I've been avidly buying W40K novels since before BL officially existed, so I always liked to think that I had pretty much got the entire collection (I have, up to a point), and I've had a deep fascination with the background and fluff since Rogue Trader was first introduced, way back when.
So to be presented with a series of novels that explained and detailed the mythical Horus Heresy was very exciting, almost as exciting as hearing that Terry Practchett had written another book (RIP), and , for the first few novels, that excitement seemed justified.
Yes, some weren't quite such a riveting read - Descent of Angels, how boring was that? - but you can take the rough with the smooth, the narrative seemed to be bowling along nicely.
Then it all started to go Pete Tong; suddenly novels were issued in hardback first, then we saw the introduction of these accursed 'trade' paperbacks, which seem a little bigger and more expensive just for the hell of it. But that was just the start; limited editions, 'novellas' (or what should be called sorry, I could only come up with half a book), e-books that take years to become paper versions, audio books that never exist as a novel on your book shelf, reprints of existing novels in anthologies which contain new and unpublished-in-this-format short stories which drive completists like me mad!
But the worst of it is, the narrative has stalled - the Heresy is going nowhere. The start was good, it was strong - helped by having some of BL's best writers producing them - then it seemed to settle down for a bit of a cruise, but the end was still in sight (we all know where it's heading to, that great showdown on Terra). Now?
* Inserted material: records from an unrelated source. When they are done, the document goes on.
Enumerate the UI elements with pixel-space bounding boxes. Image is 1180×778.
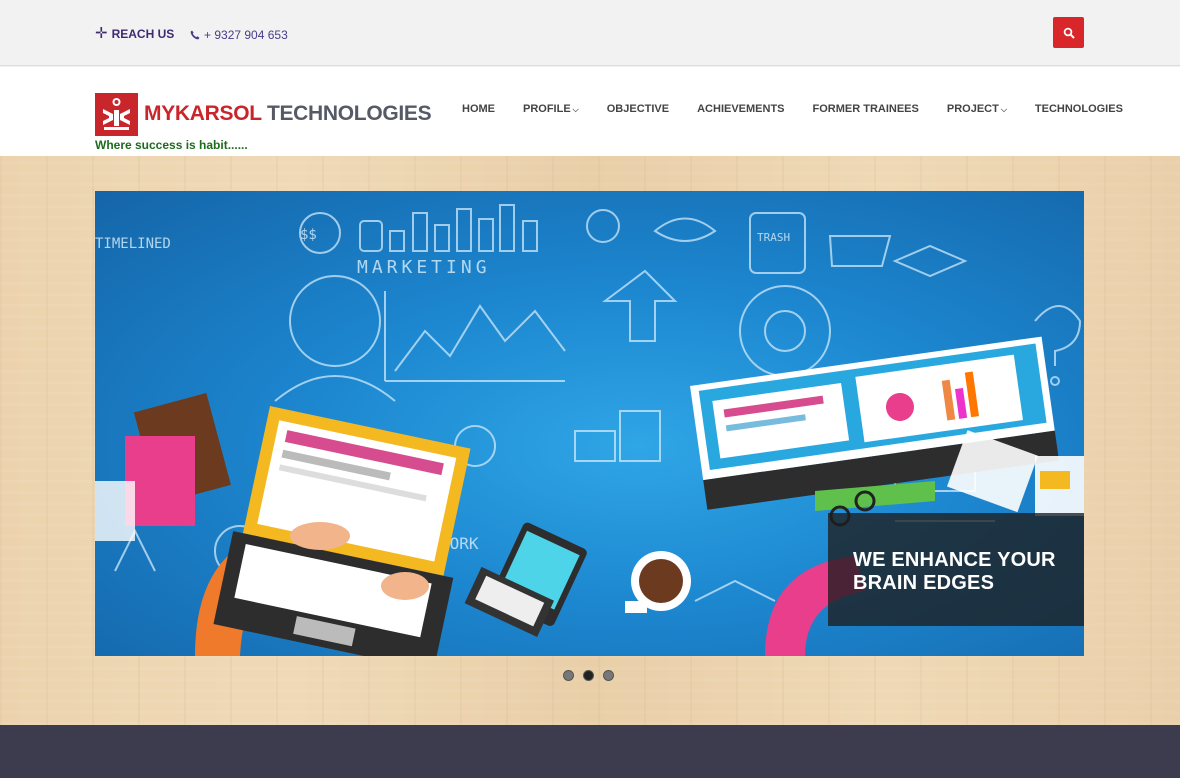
main-nav: HOME PROFILE ⌵ OBJECTIVE ACHIEVEMENTS FOR…	[448, 103, 1137, 115]
caption-line-2: BRAIN EDGES	[853, 572, 995, 594]
nav-item-objective[interactable]: OBJECTIVE	[593, 103, 683, 115]
phone-number: + 9327 904 653	[204, 28, 288, 42]
brand-name-part1: MYKARSOL	[144, 102, 262, 125]
doodle-label-marketing: MARKETING	[357, 257, 491, 278]
search-icon	[1063, 27, 1075, 39]
reach-us-label: REACH US	[111, 27, 175, 41]
brand-name[interactable]: MYKARSOL TECHNOLOGIES	[144, 102, 432, 126]
logo[interactable]	[95, 93, 138, 136]
brand-name-part2: TECHNOLOGIES	[266, 102, 432, 125]
nav-item-former-trainees[interactable]: FORMER TRAINEES	[799, 103, 933, 115]
tagline: Where success is habit......	[95, 138, 248, 152]
slide-caption: WE ENHANCE YOUR BRAIN EDGES	[828, 513, 1084, 626]
doodle-label-timelined: TIMELINED	[95, 236, 171, 252]
search-button[interactable]	[1053, 17, 1084, 48]
section-band	[0, 725, 1180, 778]
site-header: MYKARSOL TECHNOLOGIES Where success is h…	[0, 67, 1180, 156]
reach-us-link[interactable]: ✛ REACH US	[95, 25, 175, 42]
slider-dot-1[interactable]	[563, 670, 574, 681]
chevron-down-icon: ⌵	[572, 105, 579, 114]
plus-icon: ✛	[95, 25, 108, 42]
nav-item-label: TECHNOLOGIES	[1034, 103, 1123, 115]
nav-item-label: OBJECTIVE	[606, 103, 670, 115]
nav-item-label: HOME	[462, 103, 495, 115]
slider-pagination	[563, 670, 614, 681]
hero-section: TIMELINED MARKETING $$ TRASH WORK WE ENH…	[0, 156, 1180, 725]
chevron-down-icon: ⌵	[1000, 105, 1007, 114]
phone-icon	[190, 30, 200, 40]
nav-item-achievements[interactable]: ACHIEVEMENTS	[683, 103, 798, 115]
nav-item-label: FORMER TRAINEES	[812, 103, 919, 115]
nav-item-label: PROJECT	[946, 103, 999, 115]
nav-item-project[interactable]: PROJECT ⌵	[933, 103, 1021, 115]
doodle-label-trash: TRASH	[757, 231, 790, 244]
nav-item-technologies[interactable]: TECHNOLOGIES	[1021, 103, 1137, 115]
nav-item-label: ACHIEVEMENTS	[697, 103, 785, 115]
logo-mark-icon	[95, 93, 138, 136]
slider-dot-2[interactable]	[583, 670, 594, 681]
hero-slider[interactable]: TIMELINED MARKETING $$ TRASH WORK WE ENH…	[95, 191, 1084, 656]
caption-line-1: WE ENHANCE YOUR	[853, 549, 1056, 571]
top-bar: ✛ REACH US + 9327 904 653	[0, 0, 1180, 66]
nav-item-label: PROFILE	[523, 103, 571, 115]
slider-dot-3[interactable]	[603, 670, 614, 681]
nav-item-profile[interactable]: PROFILE ⌵	[509, 103, 593, 115]
phone-link[interactable]: + 9327 904 653	[190, 28, 288, 42]
nav-item-home[interactable]: HOME	[448, 103, 509, 115]
doodle-label-money: $$	[300, 227, 317, 243]
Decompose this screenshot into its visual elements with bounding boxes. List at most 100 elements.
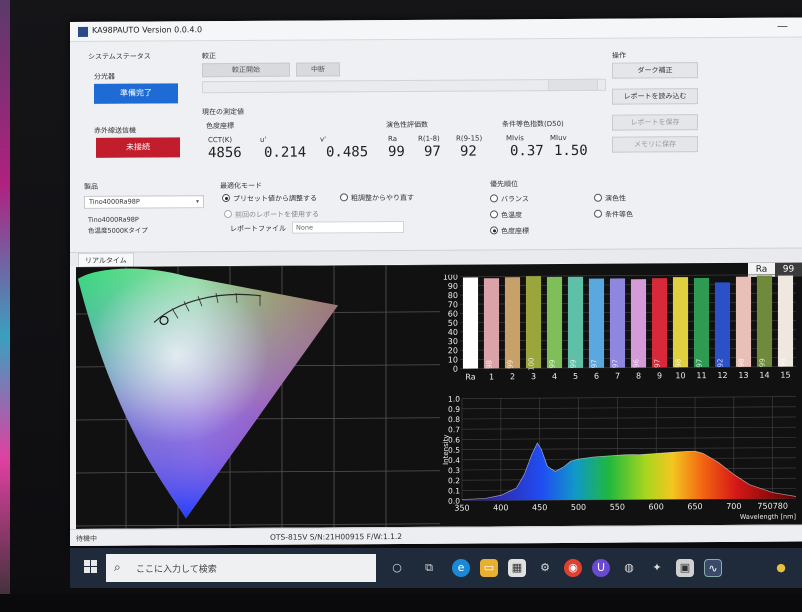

It's spluttered to a halt, it's ran out of petrol and pulled up on the hard shoulder, once proud New York Times best sellers sitting in the drizzle waiting for the emergency services to come along and give them a jump start.
Why? Greed, I suspect. Why else would you take a winning formula and suddenly do everything in your power to piss off all those loyal fans who for years bought your books in the only format available, as soon as they were published? Why wait for a well-written and coherent novel when you can bang out umpteen e-books a month? Why stick to a fairly well-plotted out story arc - Horus the beloved son is tempted, falls and seek to usurp on his father - when you can shoehorn in all sorts of unimportant and barely-linked arcs to the story so that you can go from what should have been 12 to 15 novels to...well, who knows, 40, 50?
It's a real shame, the Horus Heresy could have been an excellent series, but I fear that by the time we finally get the the Battle for Terra we will have passed the point of caring, and it will go the way major films seemed to have gone - it will span 2 or 3 books and be full of pointless padding, like th3 30 novels that came before it. Oh, and they'll probably get C S Goto to write it. Shudder.